Count the number of items which are an instance of a subclass of X, or an instance of X itself.
This is useful as you can see roughly the structure of how objects are classified.
The following query answers half of the query above (replace THING
with the
item you’re interested in): count the number of items which are an instance of
subclass of X.
SELECT DISTINCT ?category ?categoryLabel (COUNT (DISTINCT ?item) AS ?count) WHERE {
?category wdt:P279 wd:THING .
?item wdt:P31 ?category .
SERVICE wikibase:label { bd:serviceParam wikibase:language "[AUTO_LANGUAGE]". }
}
GROUP BY ?category ?categoryLabel
ORDER BY DESC(?count)
LIMIT 100
But we want to bind ?category
to include the thing itself as well as the
subclasses. Barber paradox? Who gives a damn?
An easy but hacky way of binding ?category
to the thing itself?
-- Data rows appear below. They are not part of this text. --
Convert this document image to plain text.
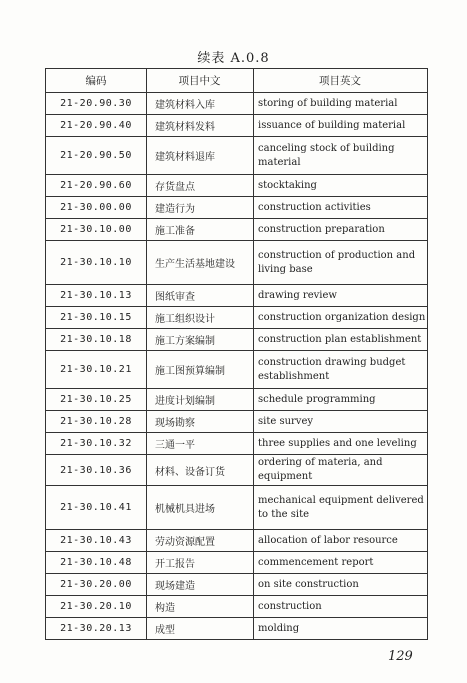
续表 A.0.8
编码	项目中文	项目英文
21-20.90.30	建筑材料入库	storing of building material
21-20.90.40	建筑材料发料	issuance of building material
21-20.90.50	建筑材料退库	canceling stock of building material
21-20.90.60	存货盘点	stocktaking
21-30.00.00	建造行为	construction activities
21-30.10.00	施工准备	construction preparation
21-30.10.10	生产生活基地建设	construction of production and living base
21-30.10.13	图纸审查	drawing review
21-30.10.15	施工组织设计	construction organization design
21-30.10.18	施工方案编制	construction plan establishment
21-30.10.21	施工图预算编制	construction drawing budget establishment
21-30.10.25	进度计划编制	schedule programming
21-30.10.28	现场勘察	site survey
21-30.10.32	三通一平	three supplies and one leveling
21-30.10.36	材料、设备订货	ordering of materia, and equipment
21-30.10.41	机械机具进场	mechanical equipment delivered to the site
21-30.10.43	劳动资源配置	allocation of labor resource
21-30.10.48	开工报告	commencement report
21-30.20.00	现场建造	on site construction
21-30.20.10	构造	construction
21-30.20.13	成型	molding
129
UNION
it
together with a sitelink.
SELECT DISTINCT ?category ?categoryLabel (COUNT (DISTINCT ?item) AS ?count) WHERE {
{ ?category wdt:P279 wd:THING . }
UNION
{ <https://en.wikipedia.org/wiki/ARTICLE_ABOUT_THING> schema:about ?category . }
?item wdt:P31 ?category .
SERVICE wikibase:label { bd:serviceParam wikibase:language "[AUTO_LANGUAGE]". }
}
GROUP BY ?category ?categoryLabel
ORDER BY DESC(?count)
LIMIT 100
Some helpful person might go and change the name of the Wikipedia article about the thing, so these kinds of queries might break. (But they might go edit Wikidata too. C’est la vie.) You could always find another statement where the object of the statement uniquely picks the thing out.
Alternatively, you could use BIND
and VALUES
and subqueries and CONSTRUCT
but I would suggest this method has significantly lower cognitive overhead.